Мы нашли Гешу в будке отца. Он уткнулся ему в плечо и сквозь рыдания повторял:
— Папа... не брал... Честное пионерское... не брал... Клянусь жизнью мамы... не брал...
— Я верю тебе, сынок, я тебе верю, — говорил его отец, мужчина с курчавой головой и черными от масел руками. Вид у него был потрясенный: он не знал, что делать.
Гешу Райзмина исключили из школы. И тогда наш класс взбунтовался: мы сначала срывали уроки Корнея Степановича, писали ему гадости на доске, а до этого была у него идеальная дисциплина. Потом мы стали срывать все уроки, даже у любимых учителей. Мы хулиганили на переменах. Наш бунт перекинулся в другие классы, которым, наверно, было просто приятно брать с нас пример. Вернули в класс Гешу Райзмина, вынужден был уйти в другую школу Корней Степанович. Но до конца покой не восстановился в нашем маленьком обществе из тридцати семи человек. Мы ожесточились, мы стали хуже учиться и больше ссорились между собой, мы окончательно перестали верить в непогрешимость взрослых и в справедливость их мира. И эти чувства росли вместе с нами.
— ...люди, которые прочитают в газетах о том, что преступление не осталось безнаказанным, поймут: любое нарушение правопорядка не остается без последствий, от возмездия за содеянное увильнуть невозможно. И это в целом воспитывает массы в духе уважения перед законом!
Николай Борисович выжидающе смотрел на меня.
— И пусть пострадает невинный человек, да? — закричал я, проглатывая нервный комок. — Это неважно?
Он заговорил мягко, даже с сожалением и с явным чувством превосходства:
— Я понимаю тебя, Петя. Благородно, идеально... Молодость, еще не соединенная с практикой нашего жестокого века. Странно... Откуда? Почему? В вашем поколении отсутствует классовый корень. Пойми, это должно быть постоянным состоянием твоего духа: благо общества — превыше всего! Для этого требуется государственная мудрость, классовое чутье. — И он ринулся, как в атаку: — Что же, пусть пострадает невинный, если это нужно для блага общества!
— С того момента... — зашептал я, давясь комком в горле, — с того момента, как будет арестован невинный человек... Если это не случайная ошибка, не недоразумение... Как бы вы ни объясняли! Интересами общества, классовым чутьем, высокой политикой... С того момента будут открыты двери самым грубым силам, низменным инстинктам, всем проявлениям зла. Беззаконие станет законом!

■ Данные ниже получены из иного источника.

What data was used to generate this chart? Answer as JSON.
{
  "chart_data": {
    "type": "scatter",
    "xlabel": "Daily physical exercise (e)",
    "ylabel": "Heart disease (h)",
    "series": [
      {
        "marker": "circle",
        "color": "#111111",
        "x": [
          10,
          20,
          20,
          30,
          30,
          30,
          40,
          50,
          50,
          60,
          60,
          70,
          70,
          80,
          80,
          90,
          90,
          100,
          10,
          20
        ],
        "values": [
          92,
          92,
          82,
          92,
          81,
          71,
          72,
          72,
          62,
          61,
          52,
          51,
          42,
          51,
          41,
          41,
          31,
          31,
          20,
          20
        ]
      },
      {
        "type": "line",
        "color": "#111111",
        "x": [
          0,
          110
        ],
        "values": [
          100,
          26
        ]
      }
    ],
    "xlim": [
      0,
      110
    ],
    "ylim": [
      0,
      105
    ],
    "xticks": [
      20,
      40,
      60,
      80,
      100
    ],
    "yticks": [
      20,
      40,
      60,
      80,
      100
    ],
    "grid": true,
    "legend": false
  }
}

«И так уже было», — подумал я.
И он понял, что я подумал...
— Оставим этот спор, — устало сказал Николай Борисович; на лице его несколько мгновений были напряжение, усталость, разочарование. Потом оно стало спокойным, даже безразличным. — Мы никогда не поймем друг друга.
И я увидел: Николай Борисович Змейкин потерял ко мне всякий интерес.
— Вернемся к твоему делу, — вяло сказал он. — Что ты намерен делать?
— Мне нужно выяснить некоторые детали.